For sure. Cryptographic functions (even obsolete ones) are almost always overkill and too slow for general data structures. Only use them if you can't find something more suitable for your data.
>And yes, if you happen to have a MD5 hardware accelerator or petabytes of data and MD5 hashes already, it's hard to change that overnight.
I was actually talking about SHA-256 acceleration, since I just saw like an hour ago that recent Intel CPUs have it. If your CPU has such instructions, by all means use it instead of software MD5, if all you need is data integrity.
Moving from MD5 to SHA256 means we just about triple the amount of time it takes to generate a hash.
But I suggest there are few applications where this speed improvement justifies the confusion I've seen in junior engineers who believe MD5 is okay because a. they use MD5SUM and b. Bruce Schneier said it was okay.
Don't get me wrong. I trust that //YOU// will know not depend on a MD5 hash for anything where a bad guy can modify content over the wire. But... I'm going to go out on a limb and guess you're somewhat experienced. I worry about the kids who without the benefit of experience re-enact scenes from the cryptography edition of Lord of the Flies.
But... if you know what you're doing... sure... use MD5... There's certainly no way your code will ever be used by a less experienced engineer, right?
I tend to prefer b2sum (BLAKE2), as it's both fast and (at the time of writing this, AFAIK) secure. There are certainly situations where md5 is good enough, but yeah, I feel safer just using blake2 and not having to spend brain cycles thinking whether the hash needs to be cryptographically secure or not, and risk making the wrong judgement.
Tried with a 3.5GB Ubuntu .iso file, results are similar though I also tried b3sum and that was even faster(just 1.8s vs. 19s for sha256sum & 6.7s for md5sum). So performance is definitely not an argument for md5.

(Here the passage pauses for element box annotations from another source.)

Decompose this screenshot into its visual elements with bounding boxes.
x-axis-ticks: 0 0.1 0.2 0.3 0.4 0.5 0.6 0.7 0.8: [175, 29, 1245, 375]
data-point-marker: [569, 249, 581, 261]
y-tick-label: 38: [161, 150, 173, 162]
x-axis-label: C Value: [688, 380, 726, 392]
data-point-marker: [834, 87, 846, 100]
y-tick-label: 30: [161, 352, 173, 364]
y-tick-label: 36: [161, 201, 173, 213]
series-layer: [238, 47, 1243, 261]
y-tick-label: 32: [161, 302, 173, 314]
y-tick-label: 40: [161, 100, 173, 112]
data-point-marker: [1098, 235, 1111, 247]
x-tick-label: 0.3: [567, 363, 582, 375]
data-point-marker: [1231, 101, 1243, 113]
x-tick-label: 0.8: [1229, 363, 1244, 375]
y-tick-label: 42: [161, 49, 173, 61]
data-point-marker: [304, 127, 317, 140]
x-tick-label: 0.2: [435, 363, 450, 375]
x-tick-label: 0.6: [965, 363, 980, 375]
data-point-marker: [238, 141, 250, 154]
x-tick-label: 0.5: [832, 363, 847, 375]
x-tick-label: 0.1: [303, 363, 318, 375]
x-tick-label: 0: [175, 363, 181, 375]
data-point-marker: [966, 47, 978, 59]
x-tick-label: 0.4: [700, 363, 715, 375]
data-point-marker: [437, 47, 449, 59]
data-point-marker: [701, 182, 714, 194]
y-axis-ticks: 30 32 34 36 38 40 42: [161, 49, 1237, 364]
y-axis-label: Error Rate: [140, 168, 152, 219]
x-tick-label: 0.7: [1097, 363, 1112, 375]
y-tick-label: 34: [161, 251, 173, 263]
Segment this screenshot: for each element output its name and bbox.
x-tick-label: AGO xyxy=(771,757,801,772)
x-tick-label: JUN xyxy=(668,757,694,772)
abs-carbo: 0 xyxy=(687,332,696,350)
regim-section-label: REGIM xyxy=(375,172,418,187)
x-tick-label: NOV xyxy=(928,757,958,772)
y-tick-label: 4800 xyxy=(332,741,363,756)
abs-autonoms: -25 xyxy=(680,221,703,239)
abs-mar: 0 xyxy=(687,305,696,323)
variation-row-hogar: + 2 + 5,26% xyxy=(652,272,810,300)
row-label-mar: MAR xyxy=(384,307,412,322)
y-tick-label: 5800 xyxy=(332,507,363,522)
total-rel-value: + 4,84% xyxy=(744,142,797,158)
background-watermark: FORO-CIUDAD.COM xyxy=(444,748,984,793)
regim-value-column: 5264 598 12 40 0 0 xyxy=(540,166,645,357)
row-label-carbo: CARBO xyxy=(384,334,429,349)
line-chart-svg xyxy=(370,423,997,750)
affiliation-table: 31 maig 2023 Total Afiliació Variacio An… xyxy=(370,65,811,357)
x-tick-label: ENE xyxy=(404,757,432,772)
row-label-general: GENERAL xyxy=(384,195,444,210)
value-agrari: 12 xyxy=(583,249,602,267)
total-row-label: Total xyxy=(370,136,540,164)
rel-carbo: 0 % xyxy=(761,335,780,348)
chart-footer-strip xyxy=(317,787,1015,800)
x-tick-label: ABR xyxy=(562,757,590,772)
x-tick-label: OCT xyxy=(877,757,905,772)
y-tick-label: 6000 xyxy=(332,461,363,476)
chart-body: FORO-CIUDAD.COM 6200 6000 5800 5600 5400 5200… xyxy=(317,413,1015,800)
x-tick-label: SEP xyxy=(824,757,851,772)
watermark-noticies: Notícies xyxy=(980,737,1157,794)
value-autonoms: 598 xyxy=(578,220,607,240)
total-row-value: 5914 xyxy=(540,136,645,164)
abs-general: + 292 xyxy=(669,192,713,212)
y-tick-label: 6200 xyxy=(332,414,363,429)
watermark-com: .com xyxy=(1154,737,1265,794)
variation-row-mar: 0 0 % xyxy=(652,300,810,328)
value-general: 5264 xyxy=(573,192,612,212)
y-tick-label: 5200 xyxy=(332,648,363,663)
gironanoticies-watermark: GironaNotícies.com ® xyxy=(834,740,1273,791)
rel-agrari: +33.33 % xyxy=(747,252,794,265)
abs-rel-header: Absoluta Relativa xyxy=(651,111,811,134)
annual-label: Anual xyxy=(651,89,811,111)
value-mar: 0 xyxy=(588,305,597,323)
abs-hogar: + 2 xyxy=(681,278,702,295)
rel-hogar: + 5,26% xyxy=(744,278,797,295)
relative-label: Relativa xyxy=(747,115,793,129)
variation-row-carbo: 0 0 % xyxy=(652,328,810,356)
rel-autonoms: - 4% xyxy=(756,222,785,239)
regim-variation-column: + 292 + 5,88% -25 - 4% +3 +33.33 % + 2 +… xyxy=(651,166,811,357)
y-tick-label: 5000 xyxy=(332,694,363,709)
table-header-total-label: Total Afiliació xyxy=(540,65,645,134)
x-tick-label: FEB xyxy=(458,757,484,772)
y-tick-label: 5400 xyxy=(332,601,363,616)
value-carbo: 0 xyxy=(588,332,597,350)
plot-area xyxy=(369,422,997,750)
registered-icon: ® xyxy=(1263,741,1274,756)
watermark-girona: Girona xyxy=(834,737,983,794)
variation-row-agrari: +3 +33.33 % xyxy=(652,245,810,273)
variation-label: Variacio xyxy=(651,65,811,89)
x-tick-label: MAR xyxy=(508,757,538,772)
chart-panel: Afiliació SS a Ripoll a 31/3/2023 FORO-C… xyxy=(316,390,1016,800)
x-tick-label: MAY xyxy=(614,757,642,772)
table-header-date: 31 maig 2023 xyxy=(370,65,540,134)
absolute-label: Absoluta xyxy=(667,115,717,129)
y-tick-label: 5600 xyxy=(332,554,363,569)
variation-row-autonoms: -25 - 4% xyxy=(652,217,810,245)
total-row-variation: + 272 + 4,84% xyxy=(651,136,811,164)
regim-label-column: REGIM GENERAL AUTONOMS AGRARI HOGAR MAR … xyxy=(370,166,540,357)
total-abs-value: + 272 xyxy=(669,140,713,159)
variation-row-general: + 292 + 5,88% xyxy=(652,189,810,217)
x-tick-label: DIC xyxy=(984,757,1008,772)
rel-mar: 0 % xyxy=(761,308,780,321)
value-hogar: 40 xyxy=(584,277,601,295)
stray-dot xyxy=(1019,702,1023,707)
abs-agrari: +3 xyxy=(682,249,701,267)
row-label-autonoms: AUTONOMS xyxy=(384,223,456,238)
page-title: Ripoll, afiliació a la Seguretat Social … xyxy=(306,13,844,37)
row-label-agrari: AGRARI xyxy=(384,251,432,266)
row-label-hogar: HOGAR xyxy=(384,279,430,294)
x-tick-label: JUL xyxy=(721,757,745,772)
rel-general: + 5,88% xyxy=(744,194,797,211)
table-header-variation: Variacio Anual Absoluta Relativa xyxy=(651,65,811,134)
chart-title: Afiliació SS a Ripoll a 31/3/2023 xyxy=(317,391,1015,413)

And yes. I understand MD5 etag headers are common. I even understand that MD5 still passes the avalanche test -- Robshaw's observations on MD5 in 1996 are just as valid today.
But according to Sasaki & Aoki, //both// collisions and second pre-image calculation are faster than brute force. Maybe MD5 //shouldn't// be used if all you need is avalanche.
It turns out that SHA256 has both collision and second pre-image calculation resistance //as well as// avalanche effect. Maybe use that one instead.